You are viewing a plain text version of this content. The canonical link for it is here.

Posted to java-user@lucene.apache.org by John Paul Sondag <js...@uiuc.edu> on 2007/07/03 19:49:48 UTC

Retrieve nearest token based off location in original Text

Hi,

I was wondering if it's possible to get the token offset based of the
position in the original text.

My problem is I'm working on my own "Snippet Generator" and I'm giving a
token index (call it t) as input and need to make a snippet of the original
text.  I want the Snippet to be some number of tokens (call it n tokens).
But to make the Snippet easier to read I want to see if it's close to the
end of a paragraph (if it is I'll make more of the Snippet before the token
than usual).  So I'm scanning the original text forward some number of
characters looking for a new line or tab.  If I find it I'd like to get the
token before that new line (and it's offset, call it y).  Once I have the
offset I know I have y - t tokens after my token, and finally I know I put
n-(y-t) tokens before my token and can successfully make my Snippet.

Thanks in advance!

--JP

Re: Retrieve nearest token based off location in original Text

Posted by Chris Hostetter <ho...@fucit.org>.

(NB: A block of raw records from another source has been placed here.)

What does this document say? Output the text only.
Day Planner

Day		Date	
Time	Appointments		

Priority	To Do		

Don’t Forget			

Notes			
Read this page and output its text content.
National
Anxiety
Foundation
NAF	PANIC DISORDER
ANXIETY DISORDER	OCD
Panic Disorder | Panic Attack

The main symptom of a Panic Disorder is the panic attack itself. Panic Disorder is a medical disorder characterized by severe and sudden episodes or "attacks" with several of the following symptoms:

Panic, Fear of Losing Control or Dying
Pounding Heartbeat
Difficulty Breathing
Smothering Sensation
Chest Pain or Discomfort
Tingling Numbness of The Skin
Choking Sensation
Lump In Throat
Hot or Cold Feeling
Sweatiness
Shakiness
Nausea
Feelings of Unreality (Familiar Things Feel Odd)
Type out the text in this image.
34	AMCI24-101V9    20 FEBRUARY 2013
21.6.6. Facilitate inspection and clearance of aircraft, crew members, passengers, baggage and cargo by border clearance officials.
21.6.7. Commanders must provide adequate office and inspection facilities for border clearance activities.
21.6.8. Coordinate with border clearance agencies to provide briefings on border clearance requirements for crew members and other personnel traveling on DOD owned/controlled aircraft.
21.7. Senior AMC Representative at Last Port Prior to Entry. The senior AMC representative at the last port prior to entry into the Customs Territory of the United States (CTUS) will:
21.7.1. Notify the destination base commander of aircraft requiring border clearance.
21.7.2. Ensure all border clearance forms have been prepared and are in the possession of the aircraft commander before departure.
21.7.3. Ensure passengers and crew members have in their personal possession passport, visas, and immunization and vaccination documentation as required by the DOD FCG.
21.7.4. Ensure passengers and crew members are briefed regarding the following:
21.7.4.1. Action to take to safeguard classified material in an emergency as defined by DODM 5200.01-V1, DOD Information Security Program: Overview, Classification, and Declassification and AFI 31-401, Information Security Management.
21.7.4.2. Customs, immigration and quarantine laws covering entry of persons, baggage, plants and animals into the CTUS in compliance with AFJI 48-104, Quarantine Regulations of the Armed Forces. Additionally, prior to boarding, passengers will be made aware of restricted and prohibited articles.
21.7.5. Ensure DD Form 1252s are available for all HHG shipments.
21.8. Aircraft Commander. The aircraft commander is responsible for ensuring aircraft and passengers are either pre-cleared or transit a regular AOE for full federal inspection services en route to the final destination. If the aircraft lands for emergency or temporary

: This is index of 1, is has index 2, an has index 3 Example has index 4.
: What I have is the actual "character position" in the original text.  "This"

in that case, you'll have to do a while loop over next() calls and check
the startOffset (or endOffset) of each untill you find the one you are
looking for.



-Hoss


---------------------------------------------------------------------
To unsubscribe, e-mail: java-user-unsubscribe@lucene.apache.org
For additional commands, e-mail: java-user-help@lucene.apache.org

Re: Retrieve nearest token based off location in original Text

Posted by John Paul Sondag <js...@uiuc.edu>.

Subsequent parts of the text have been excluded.